There are also Daemons, but this spelling refers only to the five found in A Kidnapped Santa Claus, the Daemons of Selfishness, Envy, Hatred, Malice, and Repentance.
We also have Light Elves who may be related to the Ladies of Light in Tik-Tok of Oz.
We also have the simply named Fairies in Queen Zixi of Ix who also live in Burzee, which leads me to suspect the unnamed Fairy Queen in The Life & Adventures of Santa Claus is Queen Lulea. These fairies seem to have human wards they care for, which would make them comparable to the fairies in Peter Pan, except much larger and they actually use speech.

However, in the Oz books, we also have Lurline, who, in The Tin Woodman of Oz is has a fairy band and is called Queen. In Glinda of Oz, Ozma says that she was part of the band of the Fairy Queen Lurline. All we really know for certain about Queen Lurline is that she made Oz a fairyland, when she passed over it.

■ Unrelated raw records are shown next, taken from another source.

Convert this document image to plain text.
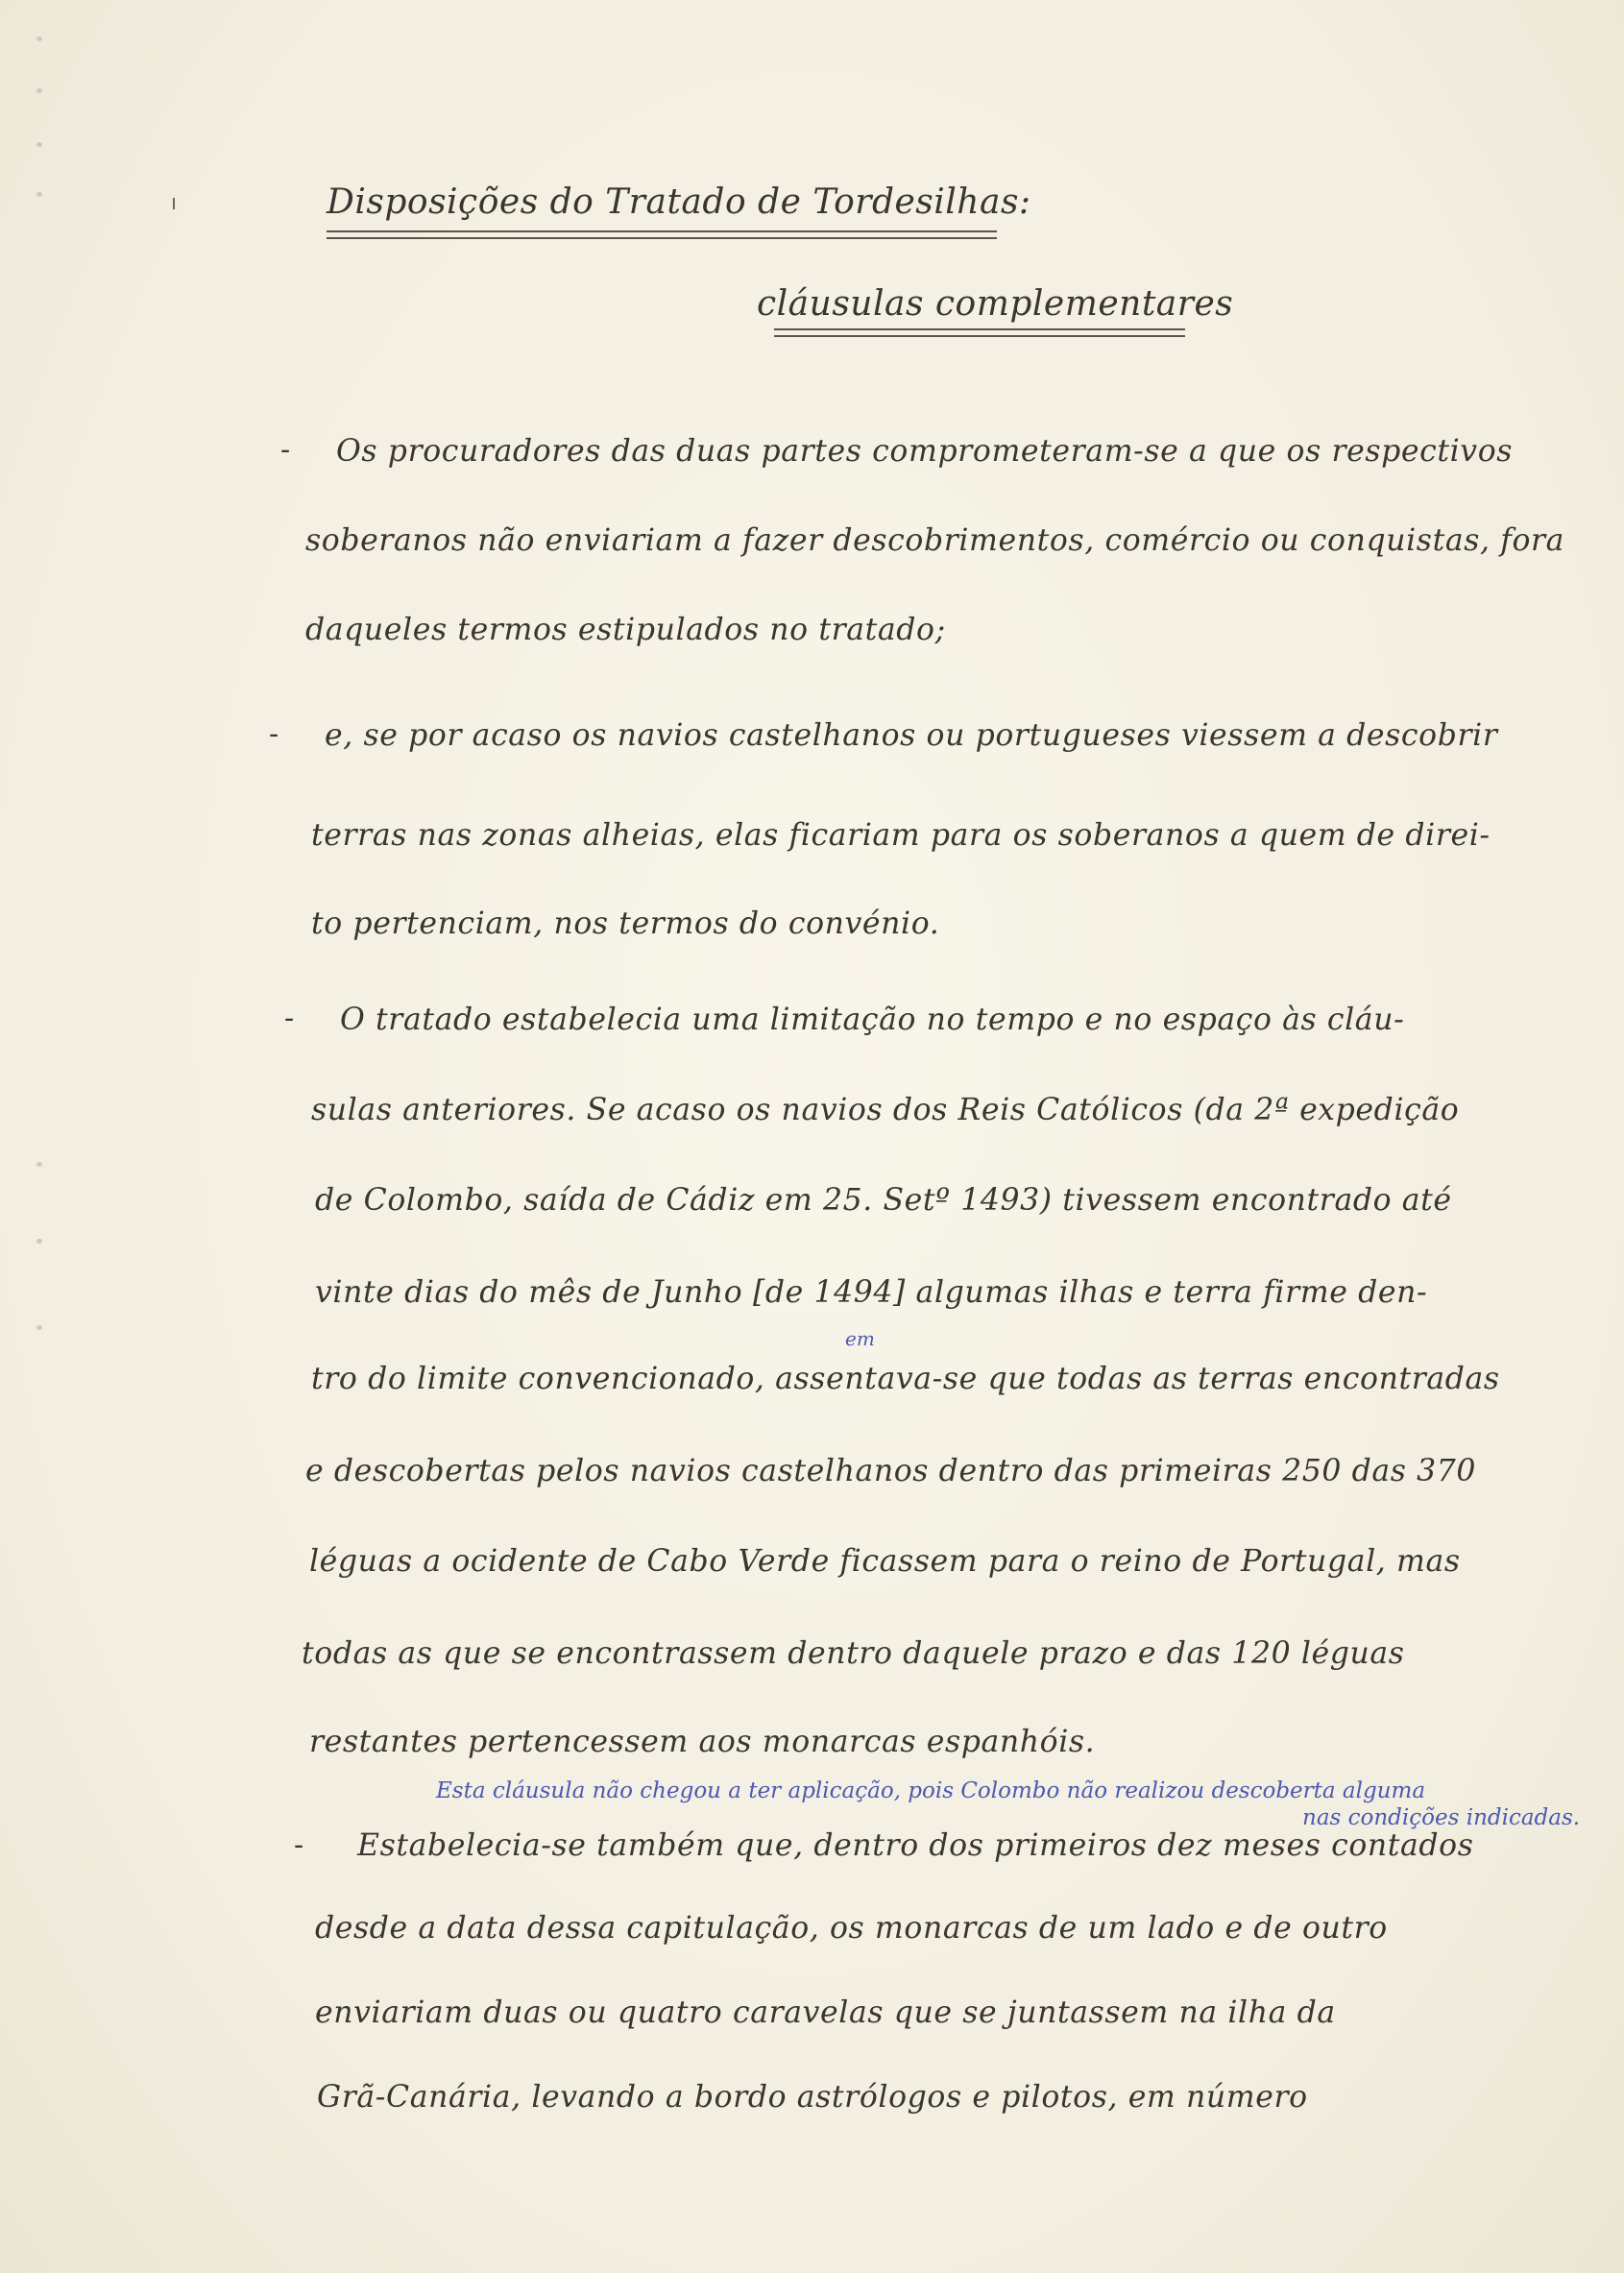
Disposições do Tratado de Tordesilhas:
cláusulas complementares
-
-
-
-
Os procuradores das duas partes comprometeram-se a que os respectivos
soberanos não enviariam a fazer descobrimentos, comércio ou conquistas, fora
daqueles termos estipulados no tratado;
e, se por acaso os navios castelhanos ou portugueses viessem a descobrir
terras nas zonas alheias, elas ficariam para os soberanos a quem de direi-
to pertenciam, nos termos do convénio.
O tratado estabelecia uma limitação no tempo e no espaço às cláu-
sulas anteriores. Se acaso os navios dos Reis Católicos (da 2ª expedição
de Colombo, saída de Cádiz em 25. Setº 1493) tivessem encontrado até
vinte dias do mês de Junho [de 1494] algumas ilhas e terra firme den-
em
tro do limite convencionado, assentava-se que todas as terras encontradas
e descobertas pelos navios castelhanos dentro das primeiras 250 das 370
léguas a ocidente de Cabo Verde ficassem para o reino de Portugal, mas
todas as que se encontrassem dentro daquele prazo e das 120 léguas
restantes pertencessem aos monarcas espanhóis.
Esta cláusula não chegou a ter aplicação, pois Colombo não realizou descoberta alguma
nas condições indicadas.
Estabelecia-se também que, dentro dos primeiros dez meses contados
desde a data dessa capitulação, os monarcas de um lado e de outro
enviariam duas ou quatro caravelas que se juntassem na ilha da
Grã-Canária, levando a bordo astrólogos e pilotos, em número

I begin to wonder if Lurline is supposed to be the closest Baum got to a goddess in his books. In The Life & Adventures of Santa Claus, there's a mention of an otherwise-unnamed "Supreme Master," who could be Baum's take on God, or stemming from his interest in Theosophy.

I began to wonder recently about Lurline passing over Oz... Does this make her a sky fairy? Is she an elemental? Is her home on a cloud? Maybe the sun, or a star, or... the moon?

... Maybe that's why Tinker never came down...

It seems that there is the Supreme Master, Lurline, then the rankings of Ak, Bo, and Kern, and the smaller Kings and Queens and Lords. Unless Tititi Hoochoo is the Supreme Master, he should fit in somewhere above Ak, Bo, and Kern. He also has a host of Kings and Queens of just about everything.

... Bloom was right when he said it would be easy to make a religion based on Baum...


F. Douglas Wall said...

The Forest of Burzee strikes me as being home to the nature fairies, those fairies with dominion over trees and animals of the forests.

Tititi Hoochoo's domain seems to be the home of elemental fairies, those who embody the essential forces of the universe.

If Oz has a religion, it is probably very animist, with fairies representing every aspect of nature.

Nathan said...

Jack Snow says that Lurline lives in Burzee, which suggests that he thought of her and Lulea as the same Fairy Queen.

Don't the fairies in QUEEN ZIXI have wings? If Lurline is that kind of fairy, it would explain how she could pass over Oz.

As for the moon, the Man in the Moon appears in ZIXI, and is also pictured in the illustration of Tinker climbing his ladder. He's the star of one of the MOTHER GOOSE IN PROSE stories as well.

S.P. Maldonado said...

What about the animal fairies like the fairy beavers or the tiger fairies or even the unicorn from Merry Go Round in Oz?

Jay said...

I didn't count the tiger fairies because Baum didn't tie those stories to Oz.

The Fairy Beavers are a good one, but they don't seem to have any ranking with the Immortals.

And... I haven't yet read "Merry-Go-Round in Oz."

Nathan said...

Pittypat tells John Dough, "All the animals have their fairies, just as you human folks do; and it is lucky for us that the Fairy Beaver lives on this very island." It sounds like Baum was thinking along the same lines as the Tiger Fairies. If different types of animals all have their own fairies, though, it would seem to make the role of the Knooks superfluous. Maybe that's why the Knooks are described in ROAD as caring for trees instead of animals.